Across the road, the windows had been blown apart during a children’s birthday party. Police said the bomb had been designed to blow downward, but the driver had parked above a water drain rather than the below-ground fuel tanks.

“If the bomber hadn’t made this mistake then everything you see now, all these houses, would be gone,” Shamas said, gesturing toward the bustling neighborhood that surrounded the ruins of his gas station.

Across town a funeral was taking place for 80-year-old Mohammed Esa Alhad, the town’s newest terrorism victim. He had just lost a two-week battle to survive injuries he sustained in a previous attack.

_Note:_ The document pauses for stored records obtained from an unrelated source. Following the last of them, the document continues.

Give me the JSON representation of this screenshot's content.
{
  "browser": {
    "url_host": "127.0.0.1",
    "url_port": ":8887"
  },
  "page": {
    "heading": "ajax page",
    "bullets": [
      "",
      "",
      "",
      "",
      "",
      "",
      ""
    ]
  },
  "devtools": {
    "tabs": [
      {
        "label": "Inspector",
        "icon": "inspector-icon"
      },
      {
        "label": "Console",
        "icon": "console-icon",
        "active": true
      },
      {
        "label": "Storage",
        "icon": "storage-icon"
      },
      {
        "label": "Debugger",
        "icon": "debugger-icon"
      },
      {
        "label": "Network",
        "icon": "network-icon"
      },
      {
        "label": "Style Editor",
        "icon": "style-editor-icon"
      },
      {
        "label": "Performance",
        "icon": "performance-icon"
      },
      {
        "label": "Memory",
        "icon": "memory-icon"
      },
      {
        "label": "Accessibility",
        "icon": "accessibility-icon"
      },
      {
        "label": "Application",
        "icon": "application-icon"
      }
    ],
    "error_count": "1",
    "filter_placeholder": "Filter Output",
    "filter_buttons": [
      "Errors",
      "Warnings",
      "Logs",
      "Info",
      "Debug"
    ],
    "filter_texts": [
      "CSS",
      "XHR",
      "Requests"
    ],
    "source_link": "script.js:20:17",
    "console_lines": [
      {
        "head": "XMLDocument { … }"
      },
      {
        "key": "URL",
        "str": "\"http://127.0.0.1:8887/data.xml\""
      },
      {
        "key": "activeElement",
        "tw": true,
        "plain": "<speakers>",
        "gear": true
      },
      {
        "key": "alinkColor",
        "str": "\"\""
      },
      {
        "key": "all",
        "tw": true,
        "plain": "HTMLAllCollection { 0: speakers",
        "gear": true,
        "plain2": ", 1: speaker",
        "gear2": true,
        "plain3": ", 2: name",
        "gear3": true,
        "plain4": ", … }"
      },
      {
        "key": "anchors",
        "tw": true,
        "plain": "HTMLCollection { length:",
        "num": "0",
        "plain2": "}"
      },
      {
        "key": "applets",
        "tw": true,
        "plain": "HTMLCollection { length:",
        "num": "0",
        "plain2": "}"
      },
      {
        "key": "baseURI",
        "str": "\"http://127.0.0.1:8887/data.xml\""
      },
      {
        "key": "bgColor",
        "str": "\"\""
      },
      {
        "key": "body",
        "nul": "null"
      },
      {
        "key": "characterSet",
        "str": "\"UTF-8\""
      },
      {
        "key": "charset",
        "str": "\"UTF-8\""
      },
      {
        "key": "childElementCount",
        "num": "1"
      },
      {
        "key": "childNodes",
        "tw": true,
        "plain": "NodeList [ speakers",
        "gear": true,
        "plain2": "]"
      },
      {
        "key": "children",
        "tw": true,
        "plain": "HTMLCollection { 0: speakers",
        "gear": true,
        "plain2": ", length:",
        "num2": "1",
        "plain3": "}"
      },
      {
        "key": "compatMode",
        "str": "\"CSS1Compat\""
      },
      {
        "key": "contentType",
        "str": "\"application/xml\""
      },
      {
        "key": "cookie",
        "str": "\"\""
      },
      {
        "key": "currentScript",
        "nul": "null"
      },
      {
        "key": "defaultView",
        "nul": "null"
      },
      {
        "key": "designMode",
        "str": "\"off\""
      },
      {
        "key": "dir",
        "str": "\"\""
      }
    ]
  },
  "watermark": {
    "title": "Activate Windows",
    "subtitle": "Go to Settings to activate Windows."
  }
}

Many in the crowd held photos of Alhad and other victims. Some wept. Others sat silently. Some spoke with anger and hatred. Alhad’s younger brother Salam, who had nursed him until his final moments, remained composed but spoke his mind.

“These people are criminals. They are targeting very simple people — these people dying are not terrorists, nothing. We do not know why we are being targeted,” he said. “We stand by the resistance to these attackers. We do what we can, but in the end this is our destiny.”

In an adjacent room, Radha Rabah and her three daughters conveyed their condolences to the women of Alhad’s family. She said such attacks have not achieved their goal but rather served to make the people of Hermel stronger and more united than ever.

“We refuse to be afraid,” she said as an elderly woman wailed in anguish behind her. “As a woman, I am ready to go and fight; even my daughters would fight by my side. We will resist. We will hold on to our country. We are staying right here. We will not flee.”